3.3Once enacted, the new Trusts Act will therefore include important matters that are not covered by the current Trustee Act. However, it is not our intention, in recommending the enactment of a new Trusts Act, to create a code which completely supplants the common law, principles of equity, or the creative role of judges.
3.4In general our proposals have been well received. Submitters and consultees have provided comments and suggestions on most of the particular proposals, and we have taken these into account in formulating this Report. Some of the more critical comments have related to our proposal to set out in statute the characteristics of an express trust, and the mandatory and default duties of trustees. Some of the criticism has related to matters of detail, and we have tried to incorporate responses to that criticism within the recommendations we have made. Other criticism has been focused on the general wisdom of providing a definition of trust or explication of duties at all. This criticism is concerned that something would be lost in the translation of general equitable principles into statutory form, and that what we are proposing will stultify and freeze notions of the trust and trustees’ duties.

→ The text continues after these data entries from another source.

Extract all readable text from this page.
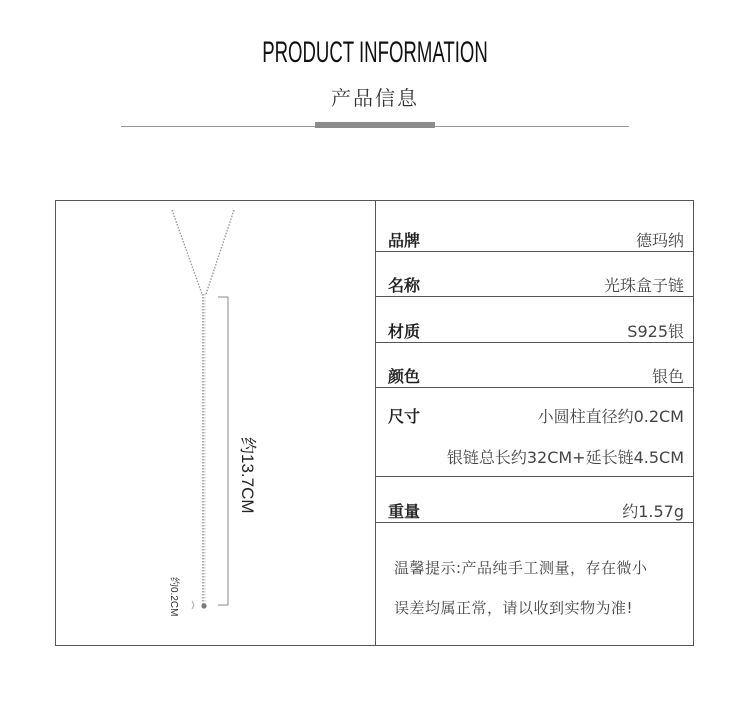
PRODUCT INFORMATION
产品信息
约13.7CM
约0.2CM
品牌	德玛纳
名称	光珠盒子链
材质	S925银
颜色	银色
尺寸	小圆柱直径约0.2CM
银链总长约32CM+延长链4.5CM
重量	约1.57g
温馨提示:产品纯手工测量，存在微小
误差均属正常，请以收到实物为准!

3.5The Commission, however, is determined that the new Trusts Act should contain both the characteristics of an express trust and duties, both mandatory and default, that are owed by trustees. There would be, in our view, real costs in not taking the opportunity provided by a new Trusts Act to set out basic matters that all settlors, trustees and beneficiaries ought to know. Indeed, it is the very popularity of the trust in New Zealand, and the democratic nature of its use, that have led us to this conclusion. Trusts in New Zealand are not settled or administered by only a learned few, but by many New Zealanders, who are entitled to know what legal obligations they owe and are owed, and what their rights are. Moreover, we firmly believe that the main threat to the institution of the trust comes not from the articulation of the characteristics of express trusts or of duties, but from the general lack of appreciation of what those characteristics and duties are.
3.6We have been somewhat reassured about our position through discussions of our proposals with our reference group and through consultation meetings. Initial concern has often dissipated into a degree of acceptance, and the reflection that these general provisions are of real value. We are providing indicative drafting of the first part of the proposed Act to show how we believe that the necessary balance of certainty and flexibility in the provisions can be maintained.
3.8In any event, there are important limitations both on how the new Trusts Act will operate and in its scope. The articulation of the characteristics of the trust, and the articulation of trustees’ duties, will make the Trusts Act the primary source of trust law in New Zealand, but it will not contain everything that conceivably needs to be known about the law of trusts. For example, we have taken the view that little would be gained, and much would be complicated, by the attempt to articulate remedies that might flow from the finding that there is no express trust, or the finding that a trustee’s obligation has been breached. Equity in this area has, in our view, developed a sophistication that will be extremely difficult for a statute to match.